Finance Bill passed in parliament; tax-free income threshold set at Tk4 lakh
The government has scrapped both the proposed TIN requirement for opening bank accounts and a controversial provision that would have allowed unaccounted money to be invested in real estate without source scrutiny.
Highlights
- Finance Bill 2026 passed in parliament with key tax revisions
- Tax-free income threshold set at Tk4 lakh, rising to Tk5 lakh by FY31
- Govt withdraws provision allowing unexplained real estate investments without scrutiny
- Requirement for TIN to open bank accounts scrapped
- Tax rate for private universities cut to 5% with new sectoral exemptions introduced
Parliament today (29 June) passed the Finance Bill 2026 with several significant changes including raising the income tax-free threshold for individual taxpayers and withdrawing the proposed provision on the disclosure of investments.
Finance Minister Amir Khosru Mahmud Chowdhury moved the bill which was passed by voice vote.

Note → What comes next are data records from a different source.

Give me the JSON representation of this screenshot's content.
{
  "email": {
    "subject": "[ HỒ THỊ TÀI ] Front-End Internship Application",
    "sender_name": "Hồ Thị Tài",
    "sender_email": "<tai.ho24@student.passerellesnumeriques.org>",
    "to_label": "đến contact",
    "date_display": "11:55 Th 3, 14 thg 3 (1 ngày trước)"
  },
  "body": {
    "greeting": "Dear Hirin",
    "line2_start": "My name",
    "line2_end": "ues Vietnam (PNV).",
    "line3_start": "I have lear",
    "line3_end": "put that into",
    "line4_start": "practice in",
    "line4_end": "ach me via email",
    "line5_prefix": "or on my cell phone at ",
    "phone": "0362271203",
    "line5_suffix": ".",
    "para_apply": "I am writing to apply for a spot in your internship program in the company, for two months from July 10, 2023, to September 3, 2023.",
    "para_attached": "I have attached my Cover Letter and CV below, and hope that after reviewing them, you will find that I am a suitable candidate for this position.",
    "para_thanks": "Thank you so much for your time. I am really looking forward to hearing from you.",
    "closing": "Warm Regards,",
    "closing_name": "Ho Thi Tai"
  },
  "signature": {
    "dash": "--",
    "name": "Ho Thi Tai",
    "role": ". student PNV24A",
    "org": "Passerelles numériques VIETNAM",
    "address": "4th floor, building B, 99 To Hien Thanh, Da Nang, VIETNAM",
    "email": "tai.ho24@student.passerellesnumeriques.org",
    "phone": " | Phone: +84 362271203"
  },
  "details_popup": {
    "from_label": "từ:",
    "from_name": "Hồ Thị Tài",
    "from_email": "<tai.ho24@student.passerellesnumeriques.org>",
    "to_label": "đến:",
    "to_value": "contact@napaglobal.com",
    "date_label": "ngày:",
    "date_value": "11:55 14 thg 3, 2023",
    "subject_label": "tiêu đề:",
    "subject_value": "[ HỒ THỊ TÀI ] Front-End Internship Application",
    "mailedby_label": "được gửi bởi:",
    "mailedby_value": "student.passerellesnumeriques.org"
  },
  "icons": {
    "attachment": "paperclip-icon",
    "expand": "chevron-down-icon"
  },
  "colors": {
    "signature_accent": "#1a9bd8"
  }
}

Responding to requests made by the prime minister during his budget discussion speech, the finance minister revised several proposals in the national budget including increasing the income tax-free threshold for individual taxpayers over the next five fiscal years.
Under the revised proposal, the tax-free threshold has been set at Tk4,00,000 for FY2026-27 and FY2027-28, Tk4,50,000 for FY2028-29 and FY2029-30, and Tk5,00,000 for FY2030-31.

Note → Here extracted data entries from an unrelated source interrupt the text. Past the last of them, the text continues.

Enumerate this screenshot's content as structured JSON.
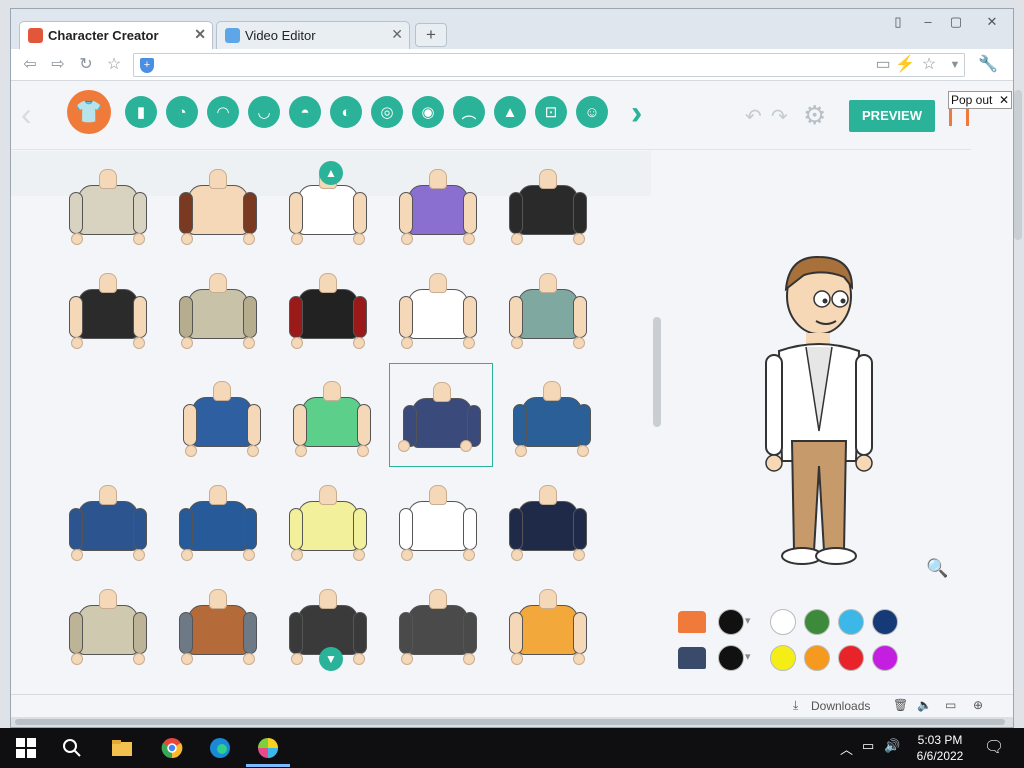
{
  "browser": {
    "tabs": [
      {
        "title": "Character Creator",
        "active": true,
        "favicon_color": "#e2573b"
      },
      {
        "title": "Video Editor",
        "active": false,
        "favicon_color": "#5fa6e8"
      }
    ],
    "new_tab_label": "+",
    "window_controls": [
      "▯",
      "–",
      "▢",
      "✕"
    ]
  },
  "nav": {
    "back": "⇦",
    "forward": "⇨",
    "reload": "↻",
    "bookmark": "☆",
    "url": "",
    "right_icons": [
      "▭",
      "⚡",
      "☆",
      "▼",
      "🔧"
    ]
  },
  "app": {
    "categories": [
      {
        "name": "shirt",
        "glyph": "👕",
        "active": true
      },
      {
        "name": "pants",
        "glyph": "▮"
      },
      {
        "name": "face",
        "glyph": "◔"
      },
      {
        "name": "hair",
        "glyph": "◠"
      },
      {
        "name": "beard",
        "glyph": "◡"
      },
      {
        "name": "mouth",
        "glyph": "◓"
      },
      {
        "name": "ear",
        "glyph": "◐"
      },
      {
        "name": "nose",
        "glyph": "◎"
      },
      {
        "name": "eye",
        "glyph": "◉"
      },
      {
        "name": "eyebrow",
        "glyph": "︵"
      },
      {
        "name": "body",
        "glyph": "▲"
      },
      {
        "name": "glasses",
        "glyph": "⊡"
      },
      {
        "name": "accessory",
        "glyph": "☺"
      }
    ],
    "undo": "↶",
    "redo": "↷",
    "gear": "⚙",
    "preview_label": "PREVIEW",
    "popout_label": "Pop out",
    "popout_close": "✕",
    "scroll_up": "▲",
    "scroll_down": "▼",
    "zoom": "🔍",
    "outfits": [
      {
        "shirt": "#d8d2c0",
        "arm": "#d8d2c0",
        "row": 0,
        "col": 0
      },
      {
        "shirt": "#f4d8b8",
        "arm": "#7a3a22",
        "row": 0,
        "col": 1
      },
      {
        "shirt": "#ffffff",
        "arm": "#f4d8b8",
        "row": 0,
        "col": 2
      },
      {
        "shirt": "#8a6fd1",
        "arm": "#f4d8b8",
        "row": 0,
        "col": 3
      },
      {
        "shirt": "#2a2a2a",
        "arm": "#2a2a2a",
        "row": 0,
        "col": 4
      },
      {
        "shirt": "#2b2b2b",
        "arm": "#f4d8b8",
        "row": 1,
        "col": 0
      },
      {
        "shirt": "#c8c2a8",
        "arm": "#b6ad8e",
        "row": 1,
        "col": 1
      },
      {
        "shirt": "#222222",
        "arm": "#9a1a1a",
        "row": 1,
        "col": 2
      },
      {
        "shirt": "#ffffff",
        "arm": "#f4d8b8",
        "row": 1,
        "col": 3
      },
      {
        "shirt": "#7fa8a0",
        "arm": "#f4d8b8",
        "row": 1,
        "col": 4
      },
      {
        "shirt": "#2e5fa0",
        "arm": "#f4d8b8",
        "row": 2,
        "col": 1
      },
      {
        "shirt": "#5ccf8a",
        "arm": "#f4d8b8",
        "row": 2,
        "col": 2
      },
      {
        "shirt": "#3a4a7a",
        "arm": "#3a4a7a",
        "row": 2,
        "col": 3,
        "selected": true
      },
      {
        "shirt": "#2a5f98",
        "arm": "#2a5f98",
        "row": 2,
        "col": 4
      },
      {
        "shirt": "#2c5590",
        "arm": "#2c5590",
        "row": 3,
        "col": 0
      },
      {
        "shirt": "#275a98",
        "arm": "#275a98",
        "row": 3,
        "col": 1
      },
      {
        "shirt": "#f2f09a",
        "arm": "#f2f09a",
        "row": 3,
        "col": 2
      },
      {
        "shirt": "#ffffff",
        "arm": "#ffffff",
        "row": 3,
        "col": 3
      },
      {
        "shirt": "#1e2a48",
        "arm": "#1e2a48",
        "row": 3,
        "col": 4
      },
      {
        "shirt": "#cfc9b0",
        "arm": "#bdb396",
        "row": 4,
        "col": 0
      },
      {
        "shirt": "#b56a3a",
        "arm": "#6d7a86",
        "row": 4,
        "col": 1
      },
      {
        "shirt": "#3a3a3a",
        "arm": "#3a3a3a",
        "row": 4,
        "col": 2
      },
      {
        "shirt": "#4a4a4a",
        "arm": "#4a4a4a",
        "row": 4,
        "col": 3
      },
      {
        "shirt": "#f2a83a",
        "arm": "#f4d8b8",
        "row": 4,
        "col": 4
      }
    ],
    "swatch_rows": [
      {
        "icon_color": "#f07a3a",
        "colors": [
          "#111111",
          "#ffffff",
          "#3d8a3d",
          "#3bb8e8",
          "#163a78"
        ]
      },
      {
        "icon_color": "#3a4a6a",
        "colors": [
          "#111111",
          "#f5ee16",
          "#f59a1e",
          "#e8242a",
          "#c41ee0"
        ]
      }
    ]
  },
  "status": {
    "downloads": "Downloads"
  },
  "taskbar": {
    "time": "5:03 PM",
    "date": "6/6/2022"
  }
}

The proposed budget earlier proposed the thresholds at Tk3,75,000, Tk4,00,000 and Tk4,50,000 respectively for those periods.

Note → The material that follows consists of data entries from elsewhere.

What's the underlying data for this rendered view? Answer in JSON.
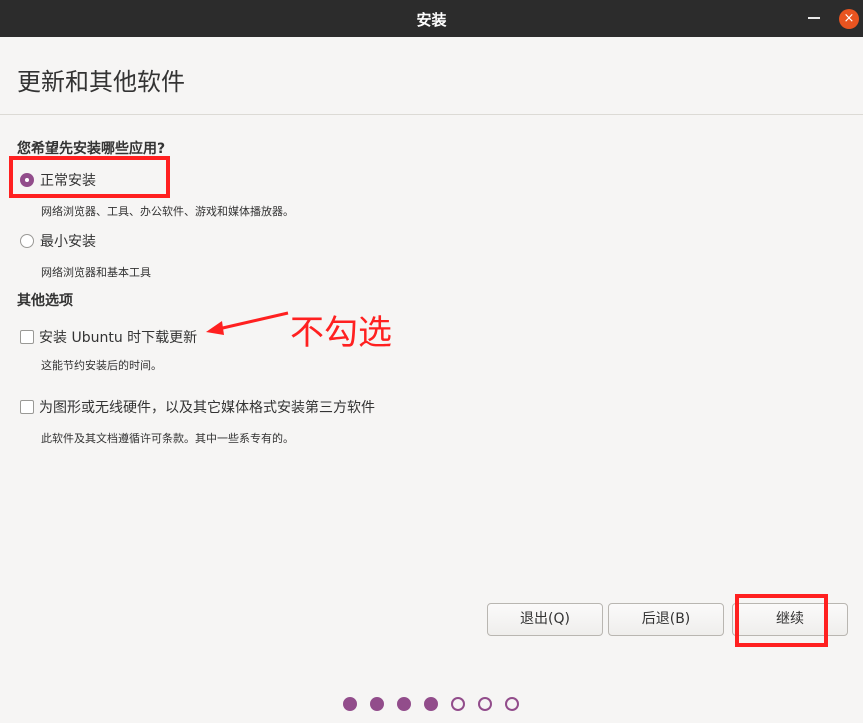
{
  "window": {
    "title": "安装",
    "close_label": "×"
  },
  "header": {
    "title": "更新和其他软件"
  },
  "install_type": {
    "heading": "您希望先安装哪些应用?",
    "normal": {
      "label": "正常安装",
      "desc": "网络浏览器、工具、办公软件、游戏和媒体播放器。",
      "selected": true
    },
    "minimal": {
      "label": "最小安装",
      "desc": "网络浏览器和基本工具",
      "selected": false
    }
  },
  "other_options": {
    "heading": "其他选项",
    "download_updates": {
      "label": "安装 Ubuntu 时下载更新",
      "desc": "这能节约安装后的时间。",
      "checked": false
    },
    "third_party": {
      "label": "为图形或无线硬件，以及其它媒体格式安装第三方软件",
      "desc": "此软件及其文档遵循许可条款。其中一些系专有的。",
      "checked": false
    }
  },
  "annotation": {
    "text": "不勾选",
    "color": "#ff2020"
  },
  "buttons": {
    "quit": "退出(Q)",
    "back": "后退(B)",
    "continue": "继续"
  },
  "progress": {
    "total_steps": 7,
    "completed_steps": 4
  },
  "colors": {
    "accent": "#924d8b",
    "close": "#e95420",
    "titlebar": "#2c2c2c",
    "highlight": "#ff2020"
  }
}
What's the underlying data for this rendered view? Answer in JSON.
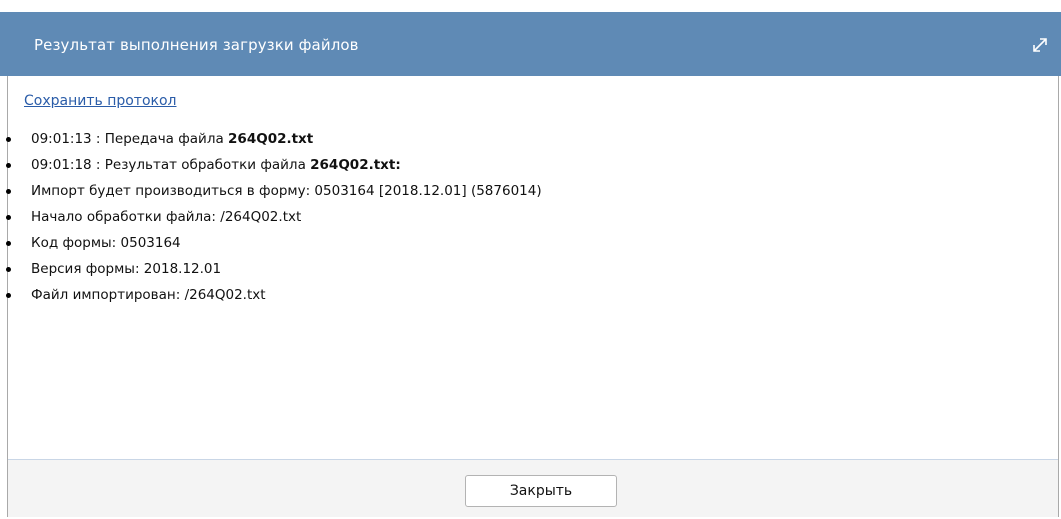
{
  "dialog": {
    "title": "Результат выполнения загрузки файлов",
    "expand_icon": "expand-arrows-icon"
  },
  "content": {
    "save_link": "Сохранить протокол",
    "log": [
      {
        "text": "09:01:13 : Передача файла ",
        "bold": "264Q02.txt"
      },
      {
        "text": "09:01:18 : Результат обработки файла ",
        "bold": "264Q02.txt:"
      },
      {
        "text": "Импорт будет производиться в форму: 0503164 [2018.12.01] (5876014)",
        "bold": ""
      },
      {
        "text": "Начало обработки файла: /264Q02.txt",
        "bold": ""
      },
      {
        "text": "Код формы: 0503164",
        "bold": ""
      },
      {
        "text": "Версия формы: 2018.12.01",
        "bold": ""
      },
      {
        "text": "Файл импортирован: /264Q02.txt",
        "bold": ""
      }
    ]
  },
  "footer": {
    "close_label": "Закрыть"
  },
  "colors": {
    "header_bg": "#5f8ab5",
    "link": "#2a5ca8",
    "footer_bg": "#f4f4f4"
  }
}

Two other proposed measures that had created confusion among the public – making the submission of Taxpayer Identification Number (TIN) certificates mandatory for opening most bank accounts and requiring TIN certificates for the registration of partition deeds and property mutations – have been scrapped.
The government has also withdrawn a provision that would have allowed taxpayers investing unaccounted money in the real estate sector to do so without scrutiny over its source, following widespread criticism.
The income tax rate for private universities has been reduced from the existing 10% to 5%.
The government also expanded tax exemptions for indigenous communities in both the three hill districts and the plains by proposing that salary income, in addition to income from business, agriculture and other economic activities.
To support the shrimp sector, customs duty, regulatory duty, supplementary duty and VAT on imported shrimp feed, probiotics, vitamins, minerals, other essential inputs and related machinery will be withdrawn.
The government has reduced import duty on PVC and PET resin, widely used as industrial raw materials, from the proposed 10% to 5%.